No, the Virgin Mary doesn't get high on aerosol fumes, and Joseph doesn't ride in on a skateboard, but in most other respects, The Nativity Story is less of a departure for thirteen and Lords of Dogtown director Catherine Hardwicke than one would have imagined. From our first glimpse of Nazareth teenagers making goo-goo eyes at one another while going about their chores, Hardwicke wants us to know that she's making her third film in a row about the difficulties of adolescence, whether the time is now or B.C. And when young Mary (Whale Rider's Keisha Castle-Hughes) comes to her parents in the first stages of pregnancy, it's clear that underage moms having babies out of wedlock was no more fashionable back then than it is today, even if the father did happen to be The Father. You try convincing Mom and Dad of that.
Little moments like those are Hardwicke's way of making The Nativity Story seem less ossified for a contemporary (read: young) audience than the Hollywood religious epics of yesteryear, and she tries to put her mark on the material in other ways, too. Taking her cue from such post-neorealist Italian directors like Pier Paolo Pasolini and Ermanno Olmi (whose Cammina Cammina remains the greatest screen version of the Nativity that I know of), Hardwicke down plays mysticism and spectacle in favor of a more earthy view of how life may have been lived two millennia ago. Even when the archangel Gabriel appears in visions to Mary and Joseph, he seems less like a special effect than, you know, some guy who just happens to be standing there.
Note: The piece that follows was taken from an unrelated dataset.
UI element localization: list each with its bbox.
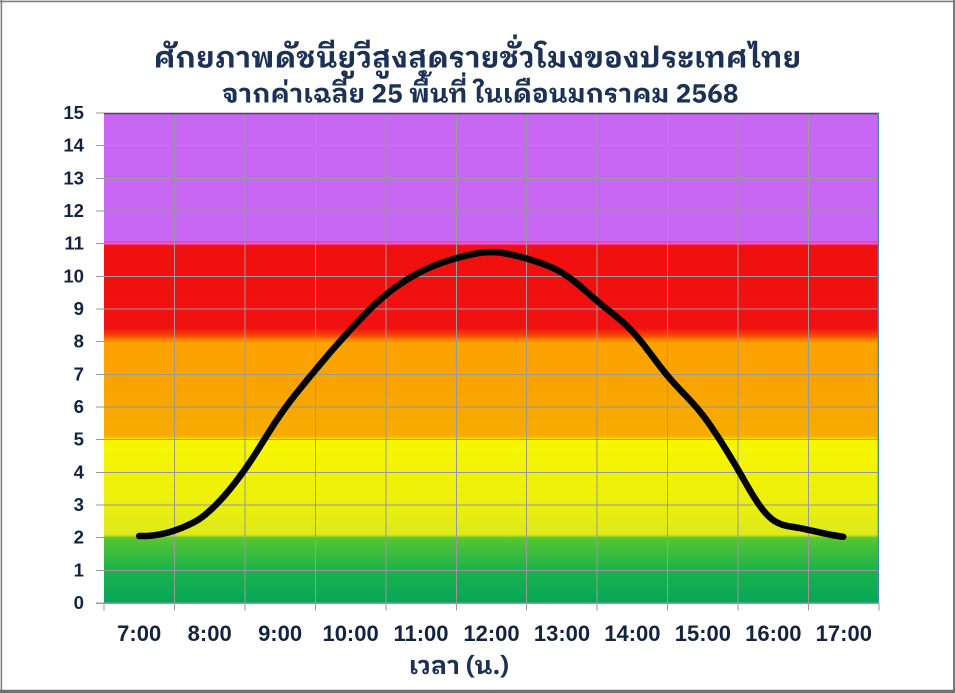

Hardwicke's most radical conceit, however, at least for a movie positioned as a red-state holiday perennial—there is already a soundtrack album featuring "Christian & country artists" performing "Christmas favorites inspired by the film"—is that most of the major roles are acted by performers of Algerian, Iranian, Israeli, and Sudanese descent. Castle-Hughes is Maori, of course. The powerful young actor Oscar Isaac, who plays Joseph, is Guatemalan. And one actress, Hiam Abbass (who plays Mary's mother, Anna) was actually born in Nazareth. In short, their skin is dark, which makes The Nativity Story the first Hollywood religious picture in memory (if not ever) to imply, for most of its running time, that Jesus Christ probably looked more like Jim Brown than Jim Caviezel. Until, that is, the newborn Lord makes his cameo appearance at the end, bearing a decidedly milky complexion.
Still, The Nativity Story does only so much to enliven a drama that has been playing out in Sunday schools and on suburban lawns for centuries, and which Monty Python neatly consigned to the pre-credits sequence of Life of Brian. Hardwicke, who began her career as a production designer, has a wonderful eye for detail—possibly too wonderful, for there are so many shots of Nazareth villagers making artisanal cheeses that the movie may become uncomfortable for the lactose intolerant. Would that she brought the same intimacy to her handling of animate objects. There are a few quietly affecting scenes here, in which we see Mary and Joseph as the terribly frightened newlyweds they probably were, unsure of what to make of their extraordinary circumstances. But too often, the actors register as little more than set dressing and, despite Hardwicke's resolve to give us the real Nativity, as we've never seen it before, much of the movie smacks of convention—from the three wise men being played for comic effect, to the thunderous drumbeats that portend each arrival of the shekel-hungry Roman soldiers, to the CGI-darkened skies that precede King Herod's slaughter of the innocents. Finally, the stars align. A shaft of heavenly light pours down upon the earth. The audience lets out a collective yawn.